Thursday, 21 July 2016

Unprecedented and undeniable! June marks 14 consecutive months of record heat for the globe


Photo NOAA
The Northern Hemisphere is on fire...
Yesterday Europe baked in record temperatures for July, with France Holland Belgium and Spain pushing 40C, (104F), in my back garden in North Holland in the shade yesterday peaked at 39C (102.5), which beats the previous record of 38C.
Even the UK had temperatures well into the 30's.
Four people were reported dead from the heat in Texas this week as America has suffered horrendous weather this summer, with record heat, flooding, tornado's mega storms and wildfires.
So its not surprising that NOAA has announced, June marks 14 consecutive months of record heat for the globe.
Their report claims, persistent heat on land and in the sea this June shattered records, yet again.

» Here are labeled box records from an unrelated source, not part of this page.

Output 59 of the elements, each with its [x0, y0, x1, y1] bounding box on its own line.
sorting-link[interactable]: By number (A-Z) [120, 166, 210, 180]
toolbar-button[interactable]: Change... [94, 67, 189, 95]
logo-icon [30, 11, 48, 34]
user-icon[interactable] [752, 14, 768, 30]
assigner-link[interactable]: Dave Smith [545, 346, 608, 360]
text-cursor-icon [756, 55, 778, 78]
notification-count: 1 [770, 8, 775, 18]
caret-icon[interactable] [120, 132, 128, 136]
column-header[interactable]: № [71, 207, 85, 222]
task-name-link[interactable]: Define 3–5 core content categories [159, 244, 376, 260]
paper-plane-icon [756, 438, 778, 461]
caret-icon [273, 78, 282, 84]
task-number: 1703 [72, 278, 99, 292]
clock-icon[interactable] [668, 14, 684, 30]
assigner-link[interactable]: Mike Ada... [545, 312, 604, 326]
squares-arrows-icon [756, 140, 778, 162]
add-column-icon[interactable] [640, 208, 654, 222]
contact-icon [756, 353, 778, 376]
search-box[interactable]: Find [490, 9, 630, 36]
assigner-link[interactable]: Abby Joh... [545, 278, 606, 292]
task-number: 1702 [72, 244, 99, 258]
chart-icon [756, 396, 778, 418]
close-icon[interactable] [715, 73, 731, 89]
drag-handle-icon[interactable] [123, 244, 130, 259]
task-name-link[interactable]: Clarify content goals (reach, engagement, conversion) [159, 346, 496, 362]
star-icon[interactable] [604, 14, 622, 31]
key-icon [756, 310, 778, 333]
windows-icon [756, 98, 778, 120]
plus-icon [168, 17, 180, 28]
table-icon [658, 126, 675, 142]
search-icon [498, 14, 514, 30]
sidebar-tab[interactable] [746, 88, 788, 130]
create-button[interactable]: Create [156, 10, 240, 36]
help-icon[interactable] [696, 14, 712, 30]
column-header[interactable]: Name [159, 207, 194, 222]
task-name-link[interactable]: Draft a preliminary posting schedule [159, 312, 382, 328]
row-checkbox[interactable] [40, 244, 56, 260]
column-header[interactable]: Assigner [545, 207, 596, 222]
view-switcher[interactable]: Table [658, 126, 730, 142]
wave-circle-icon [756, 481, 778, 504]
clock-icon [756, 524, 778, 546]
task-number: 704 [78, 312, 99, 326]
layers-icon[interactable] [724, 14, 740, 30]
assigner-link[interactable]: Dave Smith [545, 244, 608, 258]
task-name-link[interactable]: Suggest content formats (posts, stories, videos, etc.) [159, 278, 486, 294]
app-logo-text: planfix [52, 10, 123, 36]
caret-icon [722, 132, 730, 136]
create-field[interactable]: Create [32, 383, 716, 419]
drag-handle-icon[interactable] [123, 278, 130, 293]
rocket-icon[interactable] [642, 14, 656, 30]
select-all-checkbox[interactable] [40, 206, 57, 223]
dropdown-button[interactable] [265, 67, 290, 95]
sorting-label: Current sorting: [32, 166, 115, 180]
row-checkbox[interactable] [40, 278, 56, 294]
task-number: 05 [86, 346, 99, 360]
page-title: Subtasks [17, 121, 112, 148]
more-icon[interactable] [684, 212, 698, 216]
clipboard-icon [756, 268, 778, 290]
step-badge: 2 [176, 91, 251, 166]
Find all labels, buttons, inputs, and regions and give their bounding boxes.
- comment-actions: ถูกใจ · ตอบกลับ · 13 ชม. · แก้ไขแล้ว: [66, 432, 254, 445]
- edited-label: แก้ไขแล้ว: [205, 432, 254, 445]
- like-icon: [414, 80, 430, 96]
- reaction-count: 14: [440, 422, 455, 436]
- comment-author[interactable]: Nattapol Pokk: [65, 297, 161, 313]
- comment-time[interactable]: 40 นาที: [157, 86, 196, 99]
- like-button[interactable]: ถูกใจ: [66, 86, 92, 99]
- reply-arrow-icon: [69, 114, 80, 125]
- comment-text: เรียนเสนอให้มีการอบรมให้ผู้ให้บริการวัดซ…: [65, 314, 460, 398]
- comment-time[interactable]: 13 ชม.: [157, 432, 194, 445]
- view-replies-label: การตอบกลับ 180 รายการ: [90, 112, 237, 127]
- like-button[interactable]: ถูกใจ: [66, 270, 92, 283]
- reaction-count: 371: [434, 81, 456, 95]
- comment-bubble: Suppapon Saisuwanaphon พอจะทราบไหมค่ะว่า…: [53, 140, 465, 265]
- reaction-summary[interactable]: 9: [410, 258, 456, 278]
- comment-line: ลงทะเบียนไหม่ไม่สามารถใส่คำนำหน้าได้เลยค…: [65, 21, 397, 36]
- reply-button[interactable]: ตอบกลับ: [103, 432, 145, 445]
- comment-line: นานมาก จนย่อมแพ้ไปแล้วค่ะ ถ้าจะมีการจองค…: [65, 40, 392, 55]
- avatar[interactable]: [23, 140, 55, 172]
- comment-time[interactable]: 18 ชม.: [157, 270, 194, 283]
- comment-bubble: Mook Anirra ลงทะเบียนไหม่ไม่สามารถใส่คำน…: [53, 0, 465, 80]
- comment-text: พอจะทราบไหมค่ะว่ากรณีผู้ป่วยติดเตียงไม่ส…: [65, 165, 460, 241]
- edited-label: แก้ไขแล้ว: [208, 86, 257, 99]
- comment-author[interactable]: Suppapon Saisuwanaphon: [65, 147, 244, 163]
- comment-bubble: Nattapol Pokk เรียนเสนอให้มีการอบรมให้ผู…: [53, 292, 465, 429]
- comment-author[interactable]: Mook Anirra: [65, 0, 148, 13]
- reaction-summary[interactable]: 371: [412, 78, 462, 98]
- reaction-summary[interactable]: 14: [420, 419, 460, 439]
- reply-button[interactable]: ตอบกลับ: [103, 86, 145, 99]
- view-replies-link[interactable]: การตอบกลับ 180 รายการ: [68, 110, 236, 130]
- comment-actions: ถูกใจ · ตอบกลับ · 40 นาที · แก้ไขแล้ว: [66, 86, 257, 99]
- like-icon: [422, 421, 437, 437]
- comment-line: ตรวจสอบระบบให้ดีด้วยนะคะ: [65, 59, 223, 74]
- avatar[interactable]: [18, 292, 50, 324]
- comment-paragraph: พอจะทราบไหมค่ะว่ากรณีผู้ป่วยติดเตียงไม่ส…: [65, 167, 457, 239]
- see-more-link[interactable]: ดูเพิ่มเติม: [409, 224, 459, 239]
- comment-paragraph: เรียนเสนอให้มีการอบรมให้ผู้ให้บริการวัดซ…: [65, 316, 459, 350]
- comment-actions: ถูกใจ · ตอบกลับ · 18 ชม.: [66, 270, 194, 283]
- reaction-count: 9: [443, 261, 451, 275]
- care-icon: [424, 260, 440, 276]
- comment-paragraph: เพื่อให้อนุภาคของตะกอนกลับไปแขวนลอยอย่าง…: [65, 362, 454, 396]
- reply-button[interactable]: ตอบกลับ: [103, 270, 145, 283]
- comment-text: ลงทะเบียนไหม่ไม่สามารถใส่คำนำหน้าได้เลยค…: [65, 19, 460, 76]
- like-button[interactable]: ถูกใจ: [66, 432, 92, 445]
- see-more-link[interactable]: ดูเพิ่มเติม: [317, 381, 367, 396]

June 2016 was 1.62 degrees F above the 20th century average, breaking last year’s record for the warmest June on record by 0.04 degrees F, according to scientists from NOAA’s National Centers for Environmental Information.
NOAA’s global temperature records dates back 137 years to 1880.
For the year to date, the average global temperature was 1.89 degrees F above the 20th century average.
This was the highest temperature for this period, surpassing the previous record set in 2015 by 0.36 degrees F.


Click on image to enlarge
Some notable events around the world include:
The globally averaged sea surface temperature was record high for June and the year-to-date (January–June).
The globally averaged land temperature tied as record high for June, making it the 34th consecutive June with temperatures above the 20th century average.
The year-to-date (January–June) average temperature was also record high.
Much warmer-than-average temperatures contributed to North America’s warmest June since continental records began in 1910.
Much warmer-than-average conditions engulfed most of Africa resulting in the second warmest June since 1910 for the continent.
The average Arctic sea ice extent for June was 11.4 percent below the 1981–2010 average.
This was the smallest June extent since records began in 1979.
The average Antarctic sea ice extent for June was 40,000 square miles below the 1981–2010 average, marking the smallest June Antarctic sea ice extent since 2011 and the 13th smallest on record.
Click on image to enlarge
Global highlights: Year-to-date (January–June 2016)
The year-to-date temperature across global land and ocean surfaces was 1.89°F above the 20th century average of 56.3°F.
This was the highest for January-June in the 1880–2016 record, surpassing the previous record set in 2015 by 0.36°F.
The year-to-date globally averaged land surface temperature was 3.17°F above the 20th century average of 45.0°F.
This was the highest for January-June in the 1880–2016 record, exceeding the previous record of 2015 by 0.70°F.
The year-to-date globally averaged sea surface temperature was 1.42°F above the 20th century average of 60.9°F.
This was the highest for January-June in the 1880–2016 record, besting the previous record of 2015 by 0.25°F.